DRAMA Das Buch „Die stillen Trabanten“ des Leipziger Schriftstellers Clemens Meyer war 2017 ein ausgesprochener Kritikerliebling: ein Erzählband mit Kurzgeschichten um einsame Menschen, aus denen Regisseur Thomas Stuber und Co-Autor Meyer für die Verfilmung nun drei herausgesucht haben, in denen sich die Protagonis:innen vorsichtig anderen Menschen zu nähern versuchen. Zwei Frauen begegnen sich, bedingt durch ihre Arbeit, im Gebäude des Leipziger Hauptbahnhofs; ein Imbissbetreiber (Albrecht Schuch) interessiert sich für seine verheiratete, zum Islam konvertierte Nachbarin (Lilith Stangenberg); ein Wachmann (Charly Hübner) begegnet am Zaun des Ausländerwohnheims einer jungen Frau aus Osteuropa (Irina Starshenbaum).

Schönes Wiedersehen: Nastassja Kinski in „Die stillen Trabanten“

Und so stehen sie dann da, im nächtlichen Bahnhof, im kargen Treppenhaus der Hochhaussiedlung und am Zaun des Heims, und bleiben doch (überwiegend) einsam. Wem das jetzt alles ein wenig plakativ erscheint: Ja, das ist es auch. In der Literatur hat man als Leser stets noch die eigene Fantasie, wenn es darum geht, die Leerstellen auszufüllen, das Kino hingegen wird  oftmals überdeutlich, wenn es um Topoi wie Einsamkeit und Melancholie geht. Am besten gelungen ist hier die Episode mit den beiden Frauen am Bahnhof, der Bahn-Reinigungskraft Christa (Martina Gedeck) und der Friseurin Birgitt (Nastassja Kinski), die sich eigentlich schon mit ihrem einsamen Leben abgefunden haben, und für die die zaghafte Annäherung einfach eine schöne Überraschung birgt. Da kann dann auch Nastassja Kinski ihre mädchenhafte Ausstrahlung noch einmal zur Geltung bringen, die sie einst berühmt machte, und die sie auch heute mit Anfang 60 immer noch besitzt. Lars Penning

D 2022; 120 Min.; R: Thomas Stuber; D: Nastassja Kinski, Martina Gedeck, Albrecht Schuch, Lilith Stangenberg, Charly Hübner, Irina Starshenbaum; Kinostart: 1.12.

Eine Frau

„Eine Frau“ von Jeanine Meerapfel. Foto: Real Fiction

DOKUMENTARFILM Jeanine Meerapfel, in Berlin auch bekannt in ihrer Funktion als Präsidentin der Akademie der Künste, hat einen Film über ihre Mutter gemacht: Marie-Christine Châtelaine, genannt Malou, geboren 1911 als uneheliches Kind, aufgewachsen im französischen Burgund bei einer Tante, die das Kind als Näherin ausnutzte. Später dann Heirat mit einem deutsch-jüdischen Tabakkaufmann, Carlos Meerapfel, wie er als naturalisierter argentinischer Staatsbürger hieß. Man lebte ein Leben wohlhabender Menschen, wie die Fotos aus der Zeit zeigen: viele Reisen und Freizeitaktivitäten, alles sehr chic und immer sonnig. In der Nazizeit dann die Emigration, erst nach Amsterdam in die Niederlande, später nach Argentinien. Zwei Töchter werden geboren, die Ehe zerbricht. Es gibt Streit um das Sorgerecht und die Alimente. Der Wohlstand sinkt, der Alkoholkonsum steigt. Malou stirbt mit 61 Jahren an Nierenversagen, allein, in eher ärmlichen Verhältnissen am Stadtrand von Buenos Aires.

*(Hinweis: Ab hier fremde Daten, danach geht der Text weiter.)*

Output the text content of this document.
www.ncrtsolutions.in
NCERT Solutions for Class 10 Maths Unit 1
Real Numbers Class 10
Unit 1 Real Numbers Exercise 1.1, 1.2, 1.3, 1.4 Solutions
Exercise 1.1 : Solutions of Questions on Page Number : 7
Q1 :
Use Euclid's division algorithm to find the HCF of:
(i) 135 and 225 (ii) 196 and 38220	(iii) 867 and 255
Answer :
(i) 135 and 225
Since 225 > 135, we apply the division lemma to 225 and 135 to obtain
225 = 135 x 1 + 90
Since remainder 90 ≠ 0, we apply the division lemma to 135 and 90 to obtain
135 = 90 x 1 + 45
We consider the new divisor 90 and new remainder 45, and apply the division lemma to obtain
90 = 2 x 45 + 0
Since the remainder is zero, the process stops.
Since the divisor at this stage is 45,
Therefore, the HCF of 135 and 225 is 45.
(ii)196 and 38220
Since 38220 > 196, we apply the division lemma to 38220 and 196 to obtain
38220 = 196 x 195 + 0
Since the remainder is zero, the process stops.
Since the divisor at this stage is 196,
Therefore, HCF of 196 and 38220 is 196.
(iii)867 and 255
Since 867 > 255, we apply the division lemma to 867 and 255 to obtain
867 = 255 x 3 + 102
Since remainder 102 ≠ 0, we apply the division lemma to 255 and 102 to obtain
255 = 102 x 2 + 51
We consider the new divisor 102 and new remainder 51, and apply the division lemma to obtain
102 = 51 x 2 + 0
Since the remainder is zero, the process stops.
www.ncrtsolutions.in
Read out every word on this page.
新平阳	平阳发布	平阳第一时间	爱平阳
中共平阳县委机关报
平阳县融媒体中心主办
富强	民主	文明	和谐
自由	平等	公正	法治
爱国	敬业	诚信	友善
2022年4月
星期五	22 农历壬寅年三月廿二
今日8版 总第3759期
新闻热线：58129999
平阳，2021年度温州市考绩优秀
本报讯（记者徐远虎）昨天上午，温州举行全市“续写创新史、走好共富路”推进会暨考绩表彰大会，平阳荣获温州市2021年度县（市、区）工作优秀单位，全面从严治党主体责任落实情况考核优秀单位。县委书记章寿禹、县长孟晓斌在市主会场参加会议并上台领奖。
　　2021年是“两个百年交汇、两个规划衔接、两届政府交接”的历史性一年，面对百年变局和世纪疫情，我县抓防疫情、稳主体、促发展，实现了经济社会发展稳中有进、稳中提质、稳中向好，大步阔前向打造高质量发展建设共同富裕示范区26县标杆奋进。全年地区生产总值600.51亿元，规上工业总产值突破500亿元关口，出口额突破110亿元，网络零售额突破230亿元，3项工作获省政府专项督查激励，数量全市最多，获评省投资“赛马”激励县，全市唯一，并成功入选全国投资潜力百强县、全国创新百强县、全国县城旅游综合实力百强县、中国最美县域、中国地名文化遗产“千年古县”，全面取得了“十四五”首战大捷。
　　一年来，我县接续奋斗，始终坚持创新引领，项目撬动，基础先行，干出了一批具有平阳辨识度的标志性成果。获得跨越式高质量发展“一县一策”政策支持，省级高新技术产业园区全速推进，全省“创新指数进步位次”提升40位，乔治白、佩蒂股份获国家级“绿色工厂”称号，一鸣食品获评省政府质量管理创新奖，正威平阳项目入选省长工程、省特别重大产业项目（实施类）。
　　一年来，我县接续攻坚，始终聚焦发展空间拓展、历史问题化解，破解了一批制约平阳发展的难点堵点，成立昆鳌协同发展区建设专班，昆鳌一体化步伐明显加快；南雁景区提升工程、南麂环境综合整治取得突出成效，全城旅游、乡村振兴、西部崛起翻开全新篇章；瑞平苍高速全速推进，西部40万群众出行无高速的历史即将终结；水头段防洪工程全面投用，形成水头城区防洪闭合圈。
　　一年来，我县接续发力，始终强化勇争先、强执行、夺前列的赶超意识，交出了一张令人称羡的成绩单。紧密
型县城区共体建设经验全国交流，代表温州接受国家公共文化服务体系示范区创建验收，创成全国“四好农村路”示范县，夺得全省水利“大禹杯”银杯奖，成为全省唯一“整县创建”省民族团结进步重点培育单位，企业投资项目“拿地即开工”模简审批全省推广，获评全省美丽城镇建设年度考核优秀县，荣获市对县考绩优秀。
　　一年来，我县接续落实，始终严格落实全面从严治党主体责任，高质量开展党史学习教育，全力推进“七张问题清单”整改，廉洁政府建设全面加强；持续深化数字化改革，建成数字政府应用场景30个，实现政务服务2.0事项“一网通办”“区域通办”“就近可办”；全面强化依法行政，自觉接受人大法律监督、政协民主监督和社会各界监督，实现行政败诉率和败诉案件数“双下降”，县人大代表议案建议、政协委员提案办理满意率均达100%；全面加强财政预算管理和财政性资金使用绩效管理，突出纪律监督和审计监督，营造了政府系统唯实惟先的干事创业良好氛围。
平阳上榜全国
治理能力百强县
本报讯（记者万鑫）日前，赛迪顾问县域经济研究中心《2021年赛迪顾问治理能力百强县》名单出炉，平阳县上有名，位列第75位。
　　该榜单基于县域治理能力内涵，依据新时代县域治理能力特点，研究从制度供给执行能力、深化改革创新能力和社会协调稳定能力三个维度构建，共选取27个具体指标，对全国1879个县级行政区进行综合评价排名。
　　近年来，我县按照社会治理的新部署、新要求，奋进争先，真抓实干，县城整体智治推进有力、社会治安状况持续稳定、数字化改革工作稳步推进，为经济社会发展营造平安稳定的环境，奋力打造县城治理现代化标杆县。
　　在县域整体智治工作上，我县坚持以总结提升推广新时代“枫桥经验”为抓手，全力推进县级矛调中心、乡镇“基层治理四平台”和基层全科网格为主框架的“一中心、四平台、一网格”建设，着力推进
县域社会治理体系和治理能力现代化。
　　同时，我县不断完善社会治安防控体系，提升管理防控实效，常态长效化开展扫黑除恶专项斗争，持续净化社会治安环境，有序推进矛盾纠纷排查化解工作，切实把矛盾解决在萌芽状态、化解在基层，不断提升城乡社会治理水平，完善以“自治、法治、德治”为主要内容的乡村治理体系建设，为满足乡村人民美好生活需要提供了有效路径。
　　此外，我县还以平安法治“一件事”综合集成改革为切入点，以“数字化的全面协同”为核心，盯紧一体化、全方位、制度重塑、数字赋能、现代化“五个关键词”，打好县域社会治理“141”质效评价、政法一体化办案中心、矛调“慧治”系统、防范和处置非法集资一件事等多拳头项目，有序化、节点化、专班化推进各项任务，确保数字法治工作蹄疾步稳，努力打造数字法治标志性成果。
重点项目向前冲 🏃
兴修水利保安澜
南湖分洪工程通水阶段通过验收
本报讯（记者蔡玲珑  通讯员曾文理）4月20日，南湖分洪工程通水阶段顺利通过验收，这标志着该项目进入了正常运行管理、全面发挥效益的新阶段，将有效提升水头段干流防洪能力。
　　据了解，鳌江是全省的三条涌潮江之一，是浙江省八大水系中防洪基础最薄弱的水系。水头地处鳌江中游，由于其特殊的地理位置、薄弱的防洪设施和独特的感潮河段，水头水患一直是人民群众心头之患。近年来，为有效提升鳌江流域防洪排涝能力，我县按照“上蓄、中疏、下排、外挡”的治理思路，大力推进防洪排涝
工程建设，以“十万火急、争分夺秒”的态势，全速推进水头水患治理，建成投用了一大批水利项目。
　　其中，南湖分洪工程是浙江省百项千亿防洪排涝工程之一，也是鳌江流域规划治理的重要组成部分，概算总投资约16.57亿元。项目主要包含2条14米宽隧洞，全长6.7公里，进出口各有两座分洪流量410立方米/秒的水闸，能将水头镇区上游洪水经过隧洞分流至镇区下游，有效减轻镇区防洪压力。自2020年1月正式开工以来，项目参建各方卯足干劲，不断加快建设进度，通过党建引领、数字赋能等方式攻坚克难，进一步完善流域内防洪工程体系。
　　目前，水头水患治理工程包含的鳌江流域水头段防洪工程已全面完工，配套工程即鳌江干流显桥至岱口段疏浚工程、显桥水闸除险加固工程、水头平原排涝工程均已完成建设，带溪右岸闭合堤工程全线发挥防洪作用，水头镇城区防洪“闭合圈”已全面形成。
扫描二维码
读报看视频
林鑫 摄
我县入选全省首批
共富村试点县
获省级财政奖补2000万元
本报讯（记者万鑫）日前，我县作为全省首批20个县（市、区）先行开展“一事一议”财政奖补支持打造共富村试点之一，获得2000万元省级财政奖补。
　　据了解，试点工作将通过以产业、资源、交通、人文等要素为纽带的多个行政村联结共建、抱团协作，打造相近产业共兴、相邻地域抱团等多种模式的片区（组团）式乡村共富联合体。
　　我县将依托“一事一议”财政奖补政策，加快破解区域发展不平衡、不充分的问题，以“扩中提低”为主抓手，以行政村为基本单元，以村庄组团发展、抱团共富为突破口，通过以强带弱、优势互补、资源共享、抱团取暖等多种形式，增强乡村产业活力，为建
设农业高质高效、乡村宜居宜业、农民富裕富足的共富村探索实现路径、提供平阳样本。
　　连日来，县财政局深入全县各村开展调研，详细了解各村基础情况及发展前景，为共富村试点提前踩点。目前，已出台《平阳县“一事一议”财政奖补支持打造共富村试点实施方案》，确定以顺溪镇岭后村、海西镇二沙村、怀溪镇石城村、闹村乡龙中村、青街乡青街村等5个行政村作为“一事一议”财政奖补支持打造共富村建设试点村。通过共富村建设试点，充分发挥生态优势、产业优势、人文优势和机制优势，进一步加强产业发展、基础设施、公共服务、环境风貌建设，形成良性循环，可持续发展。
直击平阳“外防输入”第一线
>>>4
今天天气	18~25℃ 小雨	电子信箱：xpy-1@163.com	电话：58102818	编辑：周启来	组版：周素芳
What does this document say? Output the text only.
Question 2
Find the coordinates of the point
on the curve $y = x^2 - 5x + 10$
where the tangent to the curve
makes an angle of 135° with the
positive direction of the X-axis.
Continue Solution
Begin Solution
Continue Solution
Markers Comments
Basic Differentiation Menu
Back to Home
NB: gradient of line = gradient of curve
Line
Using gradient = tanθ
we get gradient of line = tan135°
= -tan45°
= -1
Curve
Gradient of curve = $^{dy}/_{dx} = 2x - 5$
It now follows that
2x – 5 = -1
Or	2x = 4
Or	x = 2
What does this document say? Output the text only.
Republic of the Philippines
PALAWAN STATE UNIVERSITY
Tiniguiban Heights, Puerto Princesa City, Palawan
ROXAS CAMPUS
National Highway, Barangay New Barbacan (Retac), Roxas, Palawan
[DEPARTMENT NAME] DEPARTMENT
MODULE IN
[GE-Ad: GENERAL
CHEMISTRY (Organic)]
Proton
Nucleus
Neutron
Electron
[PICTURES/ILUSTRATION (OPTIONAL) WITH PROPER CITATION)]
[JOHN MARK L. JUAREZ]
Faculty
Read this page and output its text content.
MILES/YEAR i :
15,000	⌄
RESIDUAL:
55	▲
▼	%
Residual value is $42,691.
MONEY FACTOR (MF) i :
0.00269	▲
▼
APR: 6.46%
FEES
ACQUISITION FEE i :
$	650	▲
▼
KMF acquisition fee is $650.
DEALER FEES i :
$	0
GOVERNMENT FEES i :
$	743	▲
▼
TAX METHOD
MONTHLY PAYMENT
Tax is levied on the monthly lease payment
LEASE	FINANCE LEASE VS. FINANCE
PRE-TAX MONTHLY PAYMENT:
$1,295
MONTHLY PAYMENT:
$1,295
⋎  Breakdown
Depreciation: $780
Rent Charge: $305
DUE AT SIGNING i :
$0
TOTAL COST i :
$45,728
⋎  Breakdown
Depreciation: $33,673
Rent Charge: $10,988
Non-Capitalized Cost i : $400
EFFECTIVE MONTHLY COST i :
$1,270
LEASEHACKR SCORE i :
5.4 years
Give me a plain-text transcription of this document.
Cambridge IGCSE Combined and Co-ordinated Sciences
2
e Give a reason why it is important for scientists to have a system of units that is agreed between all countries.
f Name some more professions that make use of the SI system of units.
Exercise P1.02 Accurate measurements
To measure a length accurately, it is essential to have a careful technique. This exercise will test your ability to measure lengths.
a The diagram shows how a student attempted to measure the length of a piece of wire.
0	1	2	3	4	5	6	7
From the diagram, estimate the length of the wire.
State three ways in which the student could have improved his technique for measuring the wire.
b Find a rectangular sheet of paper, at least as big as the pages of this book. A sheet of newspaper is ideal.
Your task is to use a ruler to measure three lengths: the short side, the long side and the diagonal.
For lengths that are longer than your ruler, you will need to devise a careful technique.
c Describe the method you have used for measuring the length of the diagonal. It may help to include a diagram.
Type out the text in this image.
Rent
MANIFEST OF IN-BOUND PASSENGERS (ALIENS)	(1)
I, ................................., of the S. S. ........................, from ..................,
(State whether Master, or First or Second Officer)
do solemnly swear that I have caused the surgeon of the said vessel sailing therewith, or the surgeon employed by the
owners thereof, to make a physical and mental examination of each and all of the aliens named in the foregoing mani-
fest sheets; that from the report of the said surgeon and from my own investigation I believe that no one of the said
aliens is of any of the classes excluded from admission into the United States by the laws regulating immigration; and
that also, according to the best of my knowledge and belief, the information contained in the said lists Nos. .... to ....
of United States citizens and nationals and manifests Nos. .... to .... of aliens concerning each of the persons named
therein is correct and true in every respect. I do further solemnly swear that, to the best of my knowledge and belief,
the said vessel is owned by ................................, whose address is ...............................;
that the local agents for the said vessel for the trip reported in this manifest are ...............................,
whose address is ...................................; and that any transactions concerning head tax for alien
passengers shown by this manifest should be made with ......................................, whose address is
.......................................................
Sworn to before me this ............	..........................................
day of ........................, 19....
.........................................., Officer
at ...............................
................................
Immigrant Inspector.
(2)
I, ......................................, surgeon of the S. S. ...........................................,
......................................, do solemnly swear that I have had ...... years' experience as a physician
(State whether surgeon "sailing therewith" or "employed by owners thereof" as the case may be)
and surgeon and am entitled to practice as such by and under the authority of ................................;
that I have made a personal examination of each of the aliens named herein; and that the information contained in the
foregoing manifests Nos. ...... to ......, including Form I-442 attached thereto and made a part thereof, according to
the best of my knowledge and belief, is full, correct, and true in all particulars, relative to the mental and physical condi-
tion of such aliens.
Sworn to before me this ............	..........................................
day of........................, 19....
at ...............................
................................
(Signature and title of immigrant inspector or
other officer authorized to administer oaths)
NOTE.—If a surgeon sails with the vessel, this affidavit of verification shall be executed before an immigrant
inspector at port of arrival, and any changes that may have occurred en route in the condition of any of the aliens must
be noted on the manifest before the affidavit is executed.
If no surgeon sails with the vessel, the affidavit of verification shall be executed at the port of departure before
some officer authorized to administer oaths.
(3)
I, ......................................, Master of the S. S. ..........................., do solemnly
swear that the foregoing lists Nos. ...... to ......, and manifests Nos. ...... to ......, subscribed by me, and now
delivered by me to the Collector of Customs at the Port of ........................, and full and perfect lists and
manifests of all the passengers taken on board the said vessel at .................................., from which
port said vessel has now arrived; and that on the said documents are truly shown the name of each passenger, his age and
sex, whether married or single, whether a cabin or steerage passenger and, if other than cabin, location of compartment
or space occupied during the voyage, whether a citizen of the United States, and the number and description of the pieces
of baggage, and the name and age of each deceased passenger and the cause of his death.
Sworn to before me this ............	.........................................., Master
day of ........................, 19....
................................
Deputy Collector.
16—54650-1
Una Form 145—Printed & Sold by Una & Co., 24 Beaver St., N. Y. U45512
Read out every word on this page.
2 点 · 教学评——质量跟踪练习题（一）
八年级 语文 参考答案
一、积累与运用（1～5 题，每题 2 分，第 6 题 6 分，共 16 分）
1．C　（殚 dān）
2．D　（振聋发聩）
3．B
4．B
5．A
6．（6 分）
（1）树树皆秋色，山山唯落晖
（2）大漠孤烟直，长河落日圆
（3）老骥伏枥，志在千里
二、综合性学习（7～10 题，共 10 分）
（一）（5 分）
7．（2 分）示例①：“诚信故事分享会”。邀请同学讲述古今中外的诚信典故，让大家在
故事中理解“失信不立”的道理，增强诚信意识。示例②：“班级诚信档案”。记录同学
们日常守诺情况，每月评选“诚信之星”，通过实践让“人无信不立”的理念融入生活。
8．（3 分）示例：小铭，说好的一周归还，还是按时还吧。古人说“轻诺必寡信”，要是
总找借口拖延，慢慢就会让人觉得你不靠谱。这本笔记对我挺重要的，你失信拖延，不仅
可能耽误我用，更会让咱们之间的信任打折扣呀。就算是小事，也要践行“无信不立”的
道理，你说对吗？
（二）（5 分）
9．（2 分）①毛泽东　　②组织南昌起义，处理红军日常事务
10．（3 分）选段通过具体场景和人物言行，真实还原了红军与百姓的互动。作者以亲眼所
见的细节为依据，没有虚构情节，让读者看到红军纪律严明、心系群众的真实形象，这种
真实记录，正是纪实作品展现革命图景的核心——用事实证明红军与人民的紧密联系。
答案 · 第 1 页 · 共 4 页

Gleichrangig neben dieser Biografie steht zum anderen das Nachdenken über Erinnerung. Was macht mehr Sinn – sie zu ordnen oder lieber doch nicht? Und was ist geblieben von einem Leben? Das Silberbesteck, ein Ventilator, einige Fotos? Zudem gibt es die Unschärfe der Erinnerung: „War das so, oder ist es mein fantasiertes Gedächtnis?“, fragt sich Meerapfel in ihrem Kommentar immer mal wieder. Alte Fotos und 8mm-Filme überlagern die eigene trügerische Erinnerung, „okkupieren“ sie, wie Meerapfel das nennt. Immer wieder vollzieht sie einen Abgleich der Fotos mit den Schauplätzen in der Gegenwart. Und so reicht diese Reise zu den unscharfen Erinnerungen auch immer wieder in die Gegenwart hinein, alles versammelt in einem klugen, schönen und sehr persönlichen Film. Lars Penning

D/RA 2021; 100 Min.; R: Jeanine Meerapfel; Kinostart: 1.12.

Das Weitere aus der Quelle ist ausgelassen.